Это произошло много тысяч лет тому назад. Должно быть, десять или двадцать тысяч лет назад был сконструирован сканер эпохи. Вообще, это не играет никакой роли. Я перестал считать годы. Но я пропутешествовал по всей мировой истории вдоль и поперёк.

 

V. 2. НЕОПИСУЕМЫЙ ПОКОЙ ДУШИ приносит ощущение, что ты — всезнающий. Единственное, что мучает меня в моём всезнайстве и повсюдупребывании, — это одиночество.

Быть повсюду означает быть одиноким. Мне не с кем поделиться моим всезнайством. Мне некого поучать. Ведь все знают всё. Все конгруэнтны[26]со мной самим. Это означает, что я — все.

Ничего другого не существует, не существует никакого игрушечного незнания, где я мог бы оставить кусочек себя самого в надежде выиграть своего рода подтверждение того, что я — существую.

 

V. 3. У МЕНЯ ТАК БОЛИТ ГОЛОВА. Думаю, я сплю. Во всяком случае, я ничего из этого не написал. Возможно, мне это приснилось. Но мне кажется, я видел это на экране. Или это видело меня.

Не знаю, мне ли это снится или я сам — сон. Не утверждаю, что я жив. Но я ощущаю довольно уверенно, что я, во всяком случае, жил. Ну да это, вероятно, менее важно.

Почему во что бы то ни стало нужно провести границу где-то посреди великой безграничности?

 

 

БУДДА

 

 

Теперь мир — здесь. Тучи плывут по небу. В воздухе жужжат насекомые.

Фильм застыл на одном кадре: Сиддхартха сидит под смоковницей. В камне.

Река течёт мимо взгляда мастера. Птицы хлопают крыльями над водой. Их крылья разрезают время на секунды.

Проходят двадцать пять веков. И глазом не моргнув, сидит княжеский сын под смоковницей. Сидит, как сидел.

Птицы хлопают крыльями над водой. Река течёт мимо. Тучи плывут по небу.

 

ДИАГНОЗ

 

АСФАЛЬТ

 

 

ВИЗЖАТ ТОРМОЗА, машина сигналит.

Она опять остановилась на тротуаре. Она сама поймала себя на этом. Словно пробудилась ото сна. Или, словно очнувшись от одного сна, погрузилась в другой.

Люди толкаются и кружат вокруг неё со всех сторон, будто муравьи в муравейнике.

Только она стоит спокойно, только она остановилась. Только она бодрствует по-настоящему.

 

НИКОГДА ПРЕЖДЕ её чувства не были так обострены, как сегодня. Она достаточно видела, и слышала, и знала обо всём на свете. Но так, как сейчас, она не вдыхала воздух, и выхлопы газа, и запах мокрого асфальта. Она никогда не чувствовала так сильно, как теперь: она была, она существовала.

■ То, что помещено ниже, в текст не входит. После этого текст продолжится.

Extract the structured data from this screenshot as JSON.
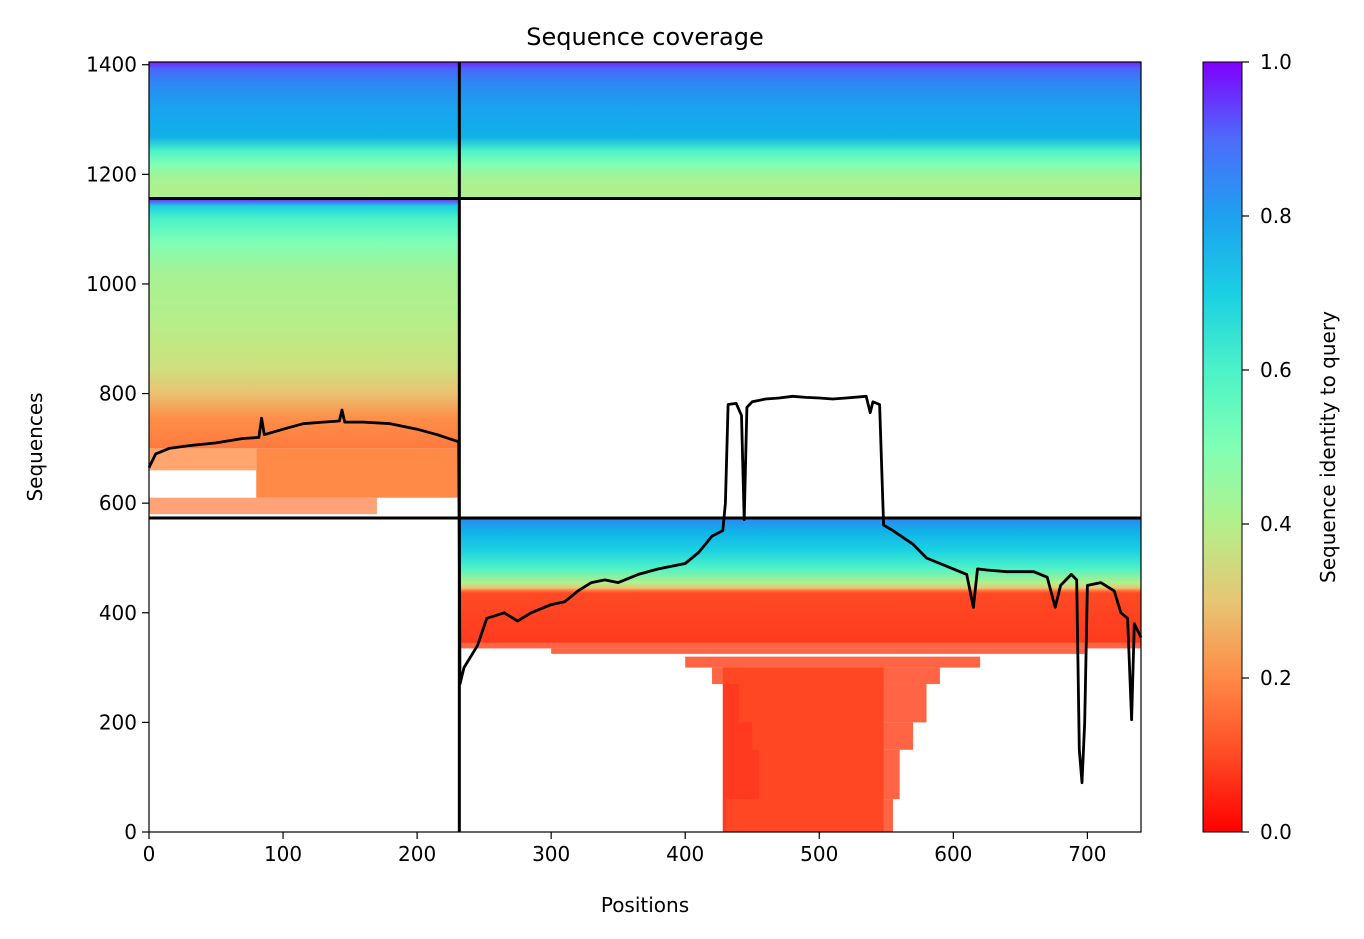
{
  "chart_data": {
    "type": "heatmap",
    "title": "Sequence coverage",
    "xlabel": "Positions",
    "ylabel": "Sequences",
    "xlim": [
      0,
      740
    ],
    "ylim": [
      0,
      1405
    ],
    "xticks": [
      0,
      100,
      200,
      300,
      400,
      500,
      600,
      700
    ],
    "yticks": [
      0,
      200,
      400,
      600,
      800,
      1000,
      1200,
      1400
    ],
    "colorbar": {
      "label": "Sequence identity to query",
      "range": [
        0,
        1
      ],
      "ticks": [
        0.0,
        0.2,
        0.4,
        0.6,
        0.8,
        1.0
      ],
      "colormap": "rainbow_r"
    },
    "separators": {
      "x": [
        231.5
      ],
      "y": [
        573,
        1156
      ]
    },
    "blocks": [
      {
        "x": [
          0,
          231.5
        ],
        "y": [
          1156,
          1405
        ],
        "identity": [
          0.4,
          0.95
        ]
      },
      {
        "x": [
          231.5,
          740
        ],
        "y": [
          1156,
          1405
        ],
        "identity": [
          0.4,
          0.95
        ]
      },
      {
        "x": [
          0,
          231.5
        ],
        "y": [
          573,
          1156
        ],
        "identity": [
          0.15,
          0.95
        ]
      },
      {
        "x": [
          231.5,
          740
        ],
        "y": [
          0,
          573
        ],
        "identity": [
          0.05,
          0.95
        ]
      }
    ],
    "coverage_line": [
      [
        0,
        665
      ],
      [
        5,
        690
      ],
      [
        15,
        700
      ],
      [
        30,
        705
      ],
      [
        50,
        710
      ],
      [
        70,
        718
      ],
      [
        82,
        720
      ],
      [
        84,
        755
      ],
      [
        86,
        725
      ],
      [
        100,
        735
      ],
      [
        115,
        745
      ],
      [
        130,
        748
      ],
      [
        142,
        750
      ],
      [
        144,
        770
      ],
      [
        146,
        748
      ],
      [
        160,
        748
      ],
      [
        180,
        745
      ],
      [
        200,
        735
      ],
      [
        215,
        725
      ],
      [
        231,
        712
      ],
      [
        232,
        270
      ],
      [
        235,
        300
      ],
      [
        245,
        340
      ],
      [
        252,
        390
      ],
      [
        265,
        400
      ],
      [
        275,
        385
      ],
      [
        285,
        400
      ],
      [
        300,
        415
      ],
      [
        310,
        420
      ],
      [
        320,
        440
      ],
      [
        330,
        455
      ],
      [
        340,
        460
      ],
      [
        350,
        455
      ],
      [
        365,
        470
      ],
      [
        380,
        480
      ],
      [
        400,
        490
      ],
      [
        410,
        510
      ],
      [
        420,
        540
      ],
      [
        428,
        550
      ],
      [
        430,
        600
      ],
      [
        432,
        780
      ],
      [
        438,
        782
      ],
      [
        442,
        760
      ],
      [
        444,
        570
      ],
      [
        446,
        775
      ],
      [
        450,
        785
      ],
      [
        460,
        790
      ],
      [
        470,
        792
      ],
      [
        480,
        795
      ],
      [
        490,
        793
      ],
      [
        500,
        792
      ],
      [
        510,
        790
      ],
      [
        520,
        792
      ],
      [
        535,
        795
      ],
      [
        538,
        765
      ],
      [
        540,
        785
      ],
      [
        545,
        780
      ],
      [
        548,
        560
      ],
      [
        555,
        550
      ],
      [
        570,
        525
      ],
      [
        580,
        500
      ],
      [
        590,
        490
      ],
      [
        600,
        480
      ],
      [
        610,
        470
      ],
      [
        615,
        410
      ],
      [
        618,
        480
      ],
      [
        625,
        478
      ],
      [
        640,
        475
      ],
      [
        660,
        475
      ],
      [
        670,
        465
      ],
      [
        676,
        410
      ],
      [
        680,
        450
      ],
      [
        688,
        470
      ],
      [
        692,
        460
      ],
      [
        694,
        150
      ],
      [
        696,
        90
      ],
      [
        698,
        200
      ],
      [
        700,
        450
      ],
      [
        710,
        455
      ],
      [
        720,
        440
      ],
      [
        725,
        400
      ],
      [
        730,
        390
      ],
      [
        733,
        205
      ],
      [
        735,
        380
      ],
      [
        740,
        355
      ]
    ]
  }
}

Может, ребёнком? И именно детство ярко, как живое, предстало пред ней. Где оно скрывалось все эти годы?

Ей было пять лет, ей было восемь лет, ей было одиннадцать…

Сегодня ей — тридцать шесть… Время за эти годы пролетело как дым. Вся её взрослая жизнь была будто долгая поездка, о которой она узнала из вторых рук.

 

ДОЖДЬ НАВИСАЛ над городом, словно плотный душ, всё предполуденное время. Теперь начало проясняться. И свет показался ей безжалостно резким.

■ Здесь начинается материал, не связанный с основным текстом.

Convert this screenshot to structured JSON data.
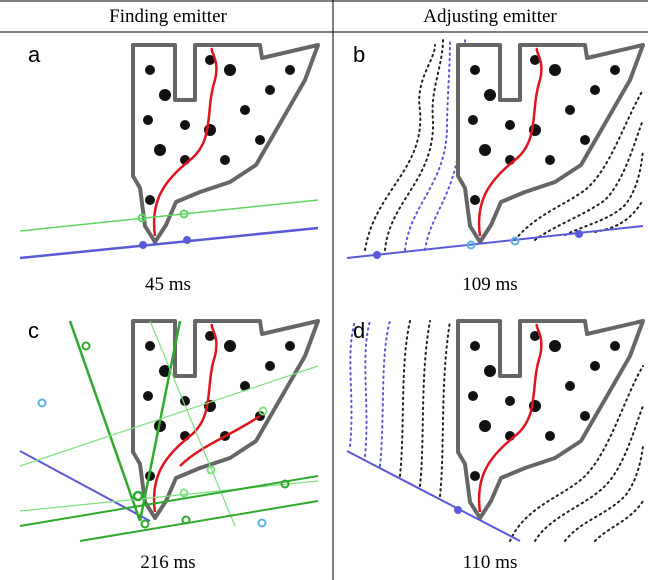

Ребёнок зовёт маму. Кто-то неразборчиво что-то говорит за её спиной. Её оттолкнул в сторону какой-то толстый человек. Автобус обдаёт тротуар потоками воды с тяжёлых колёс.

Только на миг она останавливается, будто приклеенная к асфальту, одна-единственная застывшая фигура во всей этой суматохе. Потом она снова начинает двигаться среди людей, среди всех остальных.

Енни бредёт по городу. Она не торопится, у неё нет никакого спешного дела. Она уже больше не часть этого оглушающего человеческого водоворота.

Впервые в жизни она была предоставлена самой себе. Она не узнавала себя здесь, на площади Торгальменнинген, где люди механически, как в старых немых фильмах, торопятся и окружают тебя со всех сторон. Она боялась, боялась…

 

РЕНТГЕН

 

 

ЭТО НАЧАЛОСЬ просто с опухших лимфатических узлов. И она понимала, что это может означать. Это могло означать конец всего. Но могло обернуться и безобидным инфекционным заболеванием. Весьма вероятно, что так оно и было. Но всё-таки… она посетила врача… Ведь дело не только в лимфатических узлах. Она была так невообразимо слаба. И так голодна. Она ела, ела и никак не могла насытиться. И ещё — головокружение, у неё в последнее время так чертовски кружилась голова.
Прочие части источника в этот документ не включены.